The company known as British Petroleum spent more money on public relations campaigns to promote their alleged commitment to environmentally friendly policies and their warm and fuzzy support for energy alternatives to oil then it did to secure  an oil well in the Gulf of Mexico that's emitting 200,000 gallons of oil daily and now washing onshore in Louisiana and Mississippi, and possibly Alabama and Florida. Apparently it could have installed a mechanism in the well that would have prevented this nightmarish mess for a mere $500,000 - this a company that records profits in the millions - but chose not to because the United States does not require it. How many other countries allow oil companies to do without this mechanism in drilling off their shores? Zero!
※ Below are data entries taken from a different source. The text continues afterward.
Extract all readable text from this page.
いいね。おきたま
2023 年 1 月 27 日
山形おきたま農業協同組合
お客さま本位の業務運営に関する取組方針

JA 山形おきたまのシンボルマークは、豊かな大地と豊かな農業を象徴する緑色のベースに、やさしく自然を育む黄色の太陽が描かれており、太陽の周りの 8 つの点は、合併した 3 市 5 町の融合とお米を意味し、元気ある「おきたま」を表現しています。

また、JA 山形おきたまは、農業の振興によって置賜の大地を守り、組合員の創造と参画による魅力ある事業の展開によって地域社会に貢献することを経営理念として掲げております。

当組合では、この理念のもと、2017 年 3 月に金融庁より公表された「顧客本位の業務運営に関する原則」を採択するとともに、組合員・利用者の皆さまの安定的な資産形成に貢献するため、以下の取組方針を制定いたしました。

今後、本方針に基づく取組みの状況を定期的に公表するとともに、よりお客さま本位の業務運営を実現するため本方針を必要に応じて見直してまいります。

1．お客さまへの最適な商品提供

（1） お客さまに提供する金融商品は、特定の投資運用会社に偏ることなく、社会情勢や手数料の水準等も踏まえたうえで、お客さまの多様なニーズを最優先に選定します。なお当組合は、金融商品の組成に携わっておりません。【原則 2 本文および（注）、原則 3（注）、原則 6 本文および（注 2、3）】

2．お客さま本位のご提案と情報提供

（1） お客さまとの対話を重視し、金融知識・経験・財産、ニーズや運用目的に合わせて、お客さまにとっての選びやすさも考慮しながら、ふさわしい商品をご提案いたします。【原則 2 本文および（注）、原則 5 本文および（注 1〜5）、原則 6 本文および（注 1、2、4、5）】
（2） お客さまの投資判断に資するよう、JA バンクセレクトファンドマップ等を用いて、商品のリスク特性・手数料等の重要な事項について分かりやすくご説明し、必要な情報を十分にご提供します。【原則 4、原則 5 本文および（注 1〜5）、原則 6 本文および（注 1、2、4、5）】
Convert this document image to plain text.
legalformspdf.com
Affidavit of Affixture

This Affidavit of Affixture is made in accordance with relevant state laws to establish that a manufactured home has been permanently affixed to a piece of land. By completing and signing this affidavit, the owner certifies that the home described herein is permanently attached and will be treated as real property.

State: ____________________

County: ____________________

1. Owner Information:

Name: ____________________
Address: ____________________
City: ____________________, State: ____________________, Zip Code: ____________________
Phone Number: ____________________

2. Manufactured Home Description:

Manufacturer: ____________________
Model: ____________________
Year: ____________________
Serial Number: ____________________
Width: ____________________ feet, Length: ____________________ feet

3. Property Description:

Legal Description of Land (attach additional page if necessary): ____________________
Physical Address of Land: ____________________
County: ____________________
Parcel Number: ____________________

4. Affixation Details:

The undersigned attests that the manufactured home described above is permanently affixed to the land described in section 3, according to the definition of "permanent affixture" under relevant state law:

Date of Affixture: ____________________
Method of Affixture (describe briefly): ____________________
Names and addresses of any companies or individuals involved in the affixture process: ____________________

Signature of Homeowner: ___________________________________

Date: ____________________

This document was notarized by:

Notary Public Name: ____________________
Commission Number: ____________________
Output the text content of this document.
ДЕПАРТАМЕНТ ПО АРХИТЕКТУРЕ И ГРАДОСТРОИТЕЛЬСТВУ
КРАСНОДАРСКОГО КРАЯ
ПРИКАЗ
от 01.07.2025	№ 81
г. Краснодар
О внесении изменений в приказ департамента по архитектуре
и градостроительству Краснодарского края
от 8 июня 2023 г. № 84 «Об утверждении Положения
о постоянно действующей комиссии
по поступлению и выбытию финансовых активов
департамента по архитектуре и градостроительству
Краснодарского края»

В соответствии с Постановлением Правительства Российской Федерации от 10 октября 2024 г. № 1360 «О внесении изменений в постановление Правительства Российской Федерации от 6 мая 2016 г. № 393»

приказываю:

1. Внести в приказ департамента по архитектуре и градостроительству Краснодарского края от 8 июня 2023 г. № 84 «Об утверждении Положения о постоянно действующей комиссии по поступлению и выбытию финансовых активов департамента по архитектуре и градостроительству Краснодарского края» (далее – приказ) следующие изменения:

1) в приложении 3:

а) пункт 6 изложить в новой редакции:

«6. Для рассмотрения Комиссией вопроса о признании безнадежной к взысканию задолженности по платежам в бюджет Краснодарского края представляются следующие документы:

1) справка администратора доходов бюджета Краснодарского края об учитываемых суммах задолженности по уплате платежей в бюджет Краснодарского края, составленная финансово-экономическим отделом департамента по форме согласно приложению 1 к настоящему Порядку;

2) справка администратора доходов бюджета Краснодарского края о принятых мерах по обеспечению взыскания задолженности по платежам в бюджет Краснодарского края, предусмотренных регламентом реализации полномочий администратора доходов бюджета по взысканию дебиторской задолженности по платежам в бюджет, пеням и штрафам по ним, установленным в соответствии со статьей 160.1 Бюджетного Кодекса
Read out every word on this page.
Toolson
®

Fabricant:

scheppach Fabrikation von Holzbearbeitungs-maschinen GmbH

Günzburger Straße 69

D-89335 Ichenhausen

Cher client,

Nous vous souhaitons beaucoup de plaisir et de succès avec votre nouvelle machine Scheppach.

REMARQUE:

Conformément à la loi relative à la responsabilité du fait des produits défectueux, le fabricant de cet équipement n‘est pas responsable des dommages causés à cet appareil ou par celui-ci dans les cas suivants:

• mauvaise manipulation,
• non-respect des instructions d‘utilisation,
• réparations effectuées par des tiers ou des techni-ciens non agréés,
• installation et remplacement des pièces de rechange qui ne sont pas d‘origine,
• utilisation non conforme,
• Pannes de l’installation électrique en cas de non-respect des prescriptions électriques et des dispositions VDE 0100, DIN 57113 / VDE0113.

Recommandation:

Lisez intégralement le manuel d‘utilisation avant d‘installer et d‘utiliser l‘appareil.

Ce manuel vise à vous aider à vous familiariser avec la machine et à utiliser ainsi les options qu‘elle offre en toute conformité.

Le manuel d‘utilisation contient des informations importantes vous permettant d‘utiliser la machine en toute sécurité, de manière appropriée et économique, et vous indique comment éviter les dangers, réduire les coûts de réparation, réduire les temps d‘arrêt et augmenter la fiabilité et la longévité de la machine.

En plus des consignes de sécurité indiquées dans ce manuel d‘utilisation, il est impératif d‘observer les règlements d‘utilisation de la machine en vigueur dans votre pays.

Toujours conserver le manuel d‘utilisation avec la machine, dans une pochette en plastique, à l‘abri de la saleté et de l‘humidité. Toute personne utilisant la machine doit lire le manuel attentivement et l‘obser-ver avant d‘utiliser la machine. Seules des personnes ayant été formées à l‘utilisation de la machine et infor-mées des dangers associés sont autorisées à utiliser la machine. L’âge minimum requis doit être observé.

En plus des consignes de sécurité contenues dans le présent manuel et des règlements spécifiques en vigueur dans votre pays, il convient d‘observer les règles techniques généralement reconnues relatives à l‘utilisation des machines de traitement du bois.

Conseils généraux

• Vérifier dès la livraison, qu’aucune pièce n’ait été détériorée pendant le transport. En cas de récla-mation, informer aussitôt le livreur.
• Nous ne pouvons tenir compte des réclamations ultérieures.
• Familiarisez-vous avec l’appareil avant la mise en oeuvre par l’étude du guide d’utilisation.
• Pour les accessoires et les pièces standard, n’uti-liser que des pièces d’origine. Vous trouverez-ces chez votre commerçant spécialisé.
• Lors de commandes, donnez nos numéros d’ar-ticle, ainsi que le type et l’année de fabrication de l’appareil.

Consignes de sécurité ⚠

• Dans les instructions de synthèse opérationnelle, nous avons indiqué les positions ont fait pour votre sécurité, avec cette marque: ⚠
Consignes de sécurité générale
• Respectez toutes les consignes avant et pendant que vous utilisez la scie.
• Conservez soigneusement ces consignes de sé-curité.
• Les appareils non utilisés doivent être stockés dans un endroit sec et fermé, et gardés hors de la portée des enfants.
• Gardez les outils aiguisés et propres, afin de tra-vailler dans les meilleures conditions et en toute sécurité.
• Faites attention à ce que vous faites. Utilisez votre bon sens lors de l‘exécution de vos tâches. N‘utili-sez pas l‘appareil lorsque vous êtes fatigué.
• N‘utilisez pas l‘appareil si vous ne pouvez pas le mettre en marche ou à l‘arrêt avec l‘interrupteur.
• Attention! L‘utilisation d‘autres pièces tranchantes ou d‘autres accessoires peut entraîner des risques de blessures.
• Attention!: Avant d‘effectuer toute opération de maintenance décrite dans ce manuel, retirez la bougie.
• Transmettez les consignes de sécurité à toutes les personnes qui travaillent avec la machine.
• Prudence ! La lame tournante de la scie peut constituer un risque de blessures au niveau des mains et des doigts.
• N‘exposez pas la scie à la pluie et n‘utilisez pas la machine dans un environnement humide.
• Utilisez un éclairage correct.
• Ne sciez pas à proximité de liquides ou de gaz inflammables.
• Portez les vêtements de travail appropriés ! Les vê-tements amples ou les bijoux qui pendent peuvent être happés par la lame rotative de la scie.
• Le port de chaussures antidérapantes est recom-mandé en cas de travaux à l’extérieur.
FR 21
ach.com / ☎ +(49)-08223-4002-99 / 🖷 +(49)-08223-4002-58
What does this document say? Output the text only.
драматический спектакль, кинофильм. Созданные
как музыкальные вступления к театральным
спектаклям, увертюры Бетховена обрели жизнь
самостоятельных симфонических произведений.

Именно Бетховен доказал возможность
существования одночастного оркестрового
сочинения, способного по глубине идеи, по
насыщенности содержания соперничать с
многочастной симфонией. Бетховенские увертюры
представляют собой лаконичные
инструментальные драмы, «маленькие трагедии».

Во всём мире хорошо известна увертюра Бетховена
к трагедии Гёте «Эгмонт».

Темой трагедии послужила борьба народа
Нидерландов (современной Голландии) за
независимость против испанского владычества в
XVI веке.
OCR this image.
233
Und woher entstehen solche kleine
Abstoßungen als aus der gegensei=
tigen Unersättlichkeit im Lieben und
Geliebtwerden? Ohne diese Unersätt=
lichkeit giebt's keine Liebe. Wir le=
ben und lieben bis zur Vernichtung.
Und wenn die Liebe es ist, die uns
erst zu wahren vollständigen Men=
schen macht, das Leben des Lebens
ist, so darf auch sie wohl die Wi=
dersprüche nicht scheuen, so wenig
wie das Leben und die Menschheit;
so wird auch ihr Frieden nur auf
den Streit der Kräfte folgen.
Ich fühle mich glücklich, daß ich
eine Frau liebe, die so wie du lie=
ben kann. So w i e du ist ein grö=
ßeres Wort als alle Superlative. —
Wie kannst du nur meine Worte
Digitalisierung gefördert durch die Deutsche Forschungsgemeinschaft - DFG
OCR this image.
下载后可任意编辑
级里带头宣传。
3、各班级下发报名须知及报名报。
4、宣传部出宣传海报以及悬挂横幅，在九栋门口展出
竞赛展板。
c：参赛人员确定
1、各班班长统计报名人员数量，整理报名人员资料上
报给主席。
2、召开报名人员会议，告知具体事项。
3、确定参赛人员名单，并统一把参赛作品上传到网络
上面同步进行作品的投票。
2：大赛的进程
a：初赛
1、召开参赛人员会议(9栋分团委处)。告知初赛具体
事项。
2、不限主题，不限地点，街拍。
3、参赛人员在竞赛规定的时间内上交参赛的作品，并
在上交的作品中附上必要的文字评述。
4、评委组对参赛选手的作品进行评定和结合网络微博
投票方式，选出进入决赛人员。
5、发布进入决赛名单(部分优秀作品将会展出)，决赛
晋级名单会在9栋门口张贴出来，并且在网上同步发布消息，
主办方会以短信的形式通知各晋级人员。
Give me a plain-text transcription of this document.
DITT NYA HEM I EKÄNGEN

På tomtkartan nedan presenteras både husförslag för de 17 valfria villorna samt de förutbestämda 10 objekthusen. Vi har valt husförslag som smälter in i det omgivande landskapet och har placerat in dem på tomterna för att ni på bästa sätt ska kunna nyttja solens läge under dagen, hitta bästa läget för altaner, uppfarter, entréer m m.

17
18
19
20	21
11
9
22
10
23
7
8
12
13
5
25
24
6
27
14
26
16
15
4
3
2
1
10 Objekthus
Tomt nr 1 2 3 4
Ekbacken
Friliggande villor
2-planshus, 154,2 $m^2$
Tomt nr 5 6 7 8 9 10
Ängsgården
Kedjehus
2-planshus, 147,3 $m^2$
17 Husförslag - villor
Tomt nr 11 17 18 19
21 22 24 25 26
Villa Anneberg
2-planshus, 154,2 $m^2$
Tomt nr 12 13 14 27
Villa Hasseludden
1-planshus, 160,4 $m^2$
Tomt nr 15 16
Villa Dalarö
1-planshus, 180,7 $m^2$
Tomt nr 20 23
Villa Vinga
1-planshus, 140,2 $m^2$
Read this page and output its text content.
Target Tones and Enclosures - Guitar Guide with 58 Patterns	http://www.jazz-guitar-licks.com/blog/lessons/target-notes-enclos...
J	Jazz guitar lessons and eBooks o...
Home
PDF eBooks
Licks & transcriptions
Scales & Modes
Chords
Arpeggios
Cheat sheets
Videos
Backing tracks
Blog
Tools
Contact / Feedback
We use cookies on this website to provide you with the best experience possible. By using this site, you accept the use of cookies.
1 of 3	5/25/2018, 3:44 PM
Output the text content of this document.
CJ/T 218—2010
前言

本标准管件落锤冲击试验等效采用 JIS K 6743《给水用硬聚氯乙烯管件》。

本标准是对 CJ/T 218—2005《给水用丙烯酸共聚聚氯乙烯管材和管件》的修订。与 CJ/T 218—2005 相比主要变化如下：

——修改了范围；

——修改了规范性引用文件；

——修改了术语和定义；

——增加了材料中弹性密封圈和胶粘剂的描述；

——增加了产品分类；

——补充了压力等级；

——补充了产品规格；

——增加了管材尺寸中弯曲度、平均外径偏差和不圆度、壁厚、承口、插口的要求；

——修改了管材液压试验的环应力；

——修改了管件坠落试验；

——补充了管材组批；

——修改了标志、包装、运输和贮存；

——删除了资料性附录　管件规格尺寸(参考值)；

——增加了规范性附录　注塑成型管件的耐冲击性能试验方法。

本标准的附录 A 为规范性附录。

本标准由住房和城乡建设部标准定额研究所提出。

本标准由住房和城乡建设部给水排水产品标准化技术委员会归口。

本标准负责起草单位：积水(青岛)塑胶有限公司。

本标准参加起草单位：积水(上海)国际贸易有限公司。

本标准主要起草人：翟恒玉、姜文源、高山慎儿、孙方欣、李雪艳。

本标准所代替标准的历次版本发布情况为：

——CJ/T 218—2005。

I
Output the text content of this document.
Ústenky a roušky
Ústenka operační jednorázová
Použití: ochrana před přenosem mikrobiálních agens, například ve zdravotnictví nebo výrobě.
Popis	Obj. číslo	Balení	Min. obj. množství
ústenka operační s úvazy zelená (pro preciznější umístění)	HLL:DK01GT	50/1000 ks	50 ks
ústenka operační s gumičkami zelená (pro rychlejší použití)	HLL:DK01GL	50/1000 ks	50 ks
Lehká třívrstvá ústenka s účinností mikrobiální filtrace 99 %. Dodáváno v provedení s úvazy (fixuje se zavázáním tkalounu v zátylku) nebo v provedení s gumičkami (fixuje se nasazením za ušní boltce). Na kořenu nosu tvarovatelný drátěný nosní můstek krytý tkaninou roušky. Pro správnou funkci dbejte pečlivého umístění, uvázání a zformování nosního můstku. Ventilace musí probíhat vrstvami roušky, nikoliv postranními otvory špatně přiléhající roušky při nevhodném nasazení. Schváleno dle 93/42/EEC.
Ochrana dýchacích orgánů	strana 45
President Obama continues to believe that oil exploration off our shores can still be done, but that it must be done responsibly and with greater efforts to protect the welfare of oil rig workers and the environment. While Obama's statement seems reasonable enough, it does not take into account that accidents can happen even under strict rules and regulations, and how such accidents can do damage that far outweighed the benefits of offshore oil exploration. Do we really need to risk and possibly ruin the economic and environmental well-being of the Gulf region - ruining the livelihoods of fishermen and destroying pristine wildlife areas as a result - so we can have cheap gasoline to fuel SUVs?
Jonathan Alter of Newsweek hit the nail on the head speaking on MSNBC earlier today, saying that this should serve as a wakeup call for Congress to develop a cleaner, greener energy policy that provides more incentives for wind and solar power. Instead much of the debate is focusing on assigning blame and figuring out how to continue including oil exploration in energy development.